Carrie Chesnik, Oneida Nation Wisconsin, Founder of the Treaty Land Trust: “We have an opportunity here to shut down the Line 5 pipeline, and protect what we all hold dear. We all have the responsibility and agency to act in a good way, to care for the land and waters. What our communities have known for a long time is that the water is hurting, Mother Earth is hurting, and pretty soon we won’t have clean water for our kids, for future generations. As a Haudenosunee woman, an auntie, daughter, and sister, I have an inherent responsibility to the water and our children. Every single one of us has agency and a responsibility to take action, honor the treaties, and protect Mother Earth. It is the time to be brave and courageous.”
Gaagigeyaashiik – Dawn Goodwin, Gaawaabaabiganigaag, White Earth-Ojibwe, Co-founder of R.I.S.E. Coalition, Representative of Indigenous Environmental Network: “As a member of the Wolf Clan I have an inherent responsibility to protect the environment and the people. I want us to imagine a world where we are working as one team as we should be working together. The government has failed to protect the water in the past, yet there is an opportunity now to protect the water before irreparable damage occurs. Our treaties are being ignored and yet, treaties are the SUPREME LAW of the land. It is time to honor and respect the treaties as the supreme law of the land, as they were written and intended, and to listen to Tribes and Indigenous leaders calling for an immediate shut down to the Line 5 pipeline. We are the women of the Indigenous Women’s Treaty Alliance calling upon you to rise and to protect all that is sacred – shut down Line 5!”
Nookomis Debra Topping, Nagajiiwanong, 1854 Treaty Fond du Lac, Co-founder of R.I.S.E. Coalition: “Nibi (water) is sacred, Manoomin is sacred, that is our life blood, that is us, that is why we are here. We will not allow any further destruction to our sacred ecosystems and water. Everyday the threat increases, allowing Canadian Corporation Enbridge’s Line 5 to continue operating is genocide! We’ve followed every process, Tribes and the Governor of Michigan have called for a shut down of Line 5. The science is there, the evidence is there. Deny Enbridge any further allowance to destroy Mama Aki (Earth), and shut down Line 5.”
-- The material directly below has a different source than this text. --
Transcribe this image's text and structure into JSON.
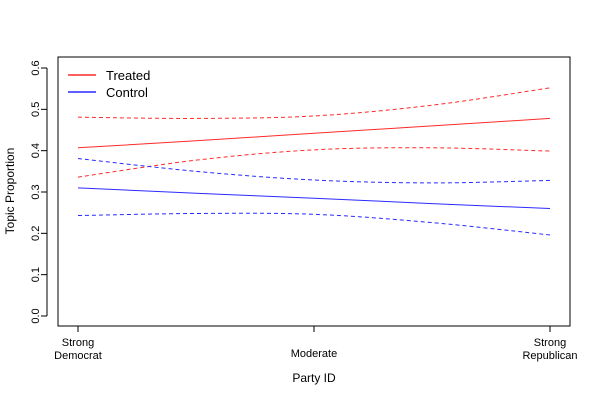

Since 2022, the Women’s Earth and Climate Action Network (WECAN) has been honored to facilitate the Indigenous Women’s Treaty Alliance. In response to the call for action, Osprey Orielle Lake, Executive Director of the Women’s Earth and Climate Action Network (WECAN) stated: “The Bad River Band continues to sound the alarm, and the Biden administration must listen and immediately shut down Line 5. The imminent danger of a rupture to Line 5 due to increased erosion on the Bad River threatens Indigenous Peoples existence and rights, biodiverse ecosystems, and the Great Lakes, which holds one-fifth of the world’s freshwater. The Administration has the necessary tools to cease operations, and must take action before it’s too late. The Great Lakes and local communities cannot be the next sacrifice zone.”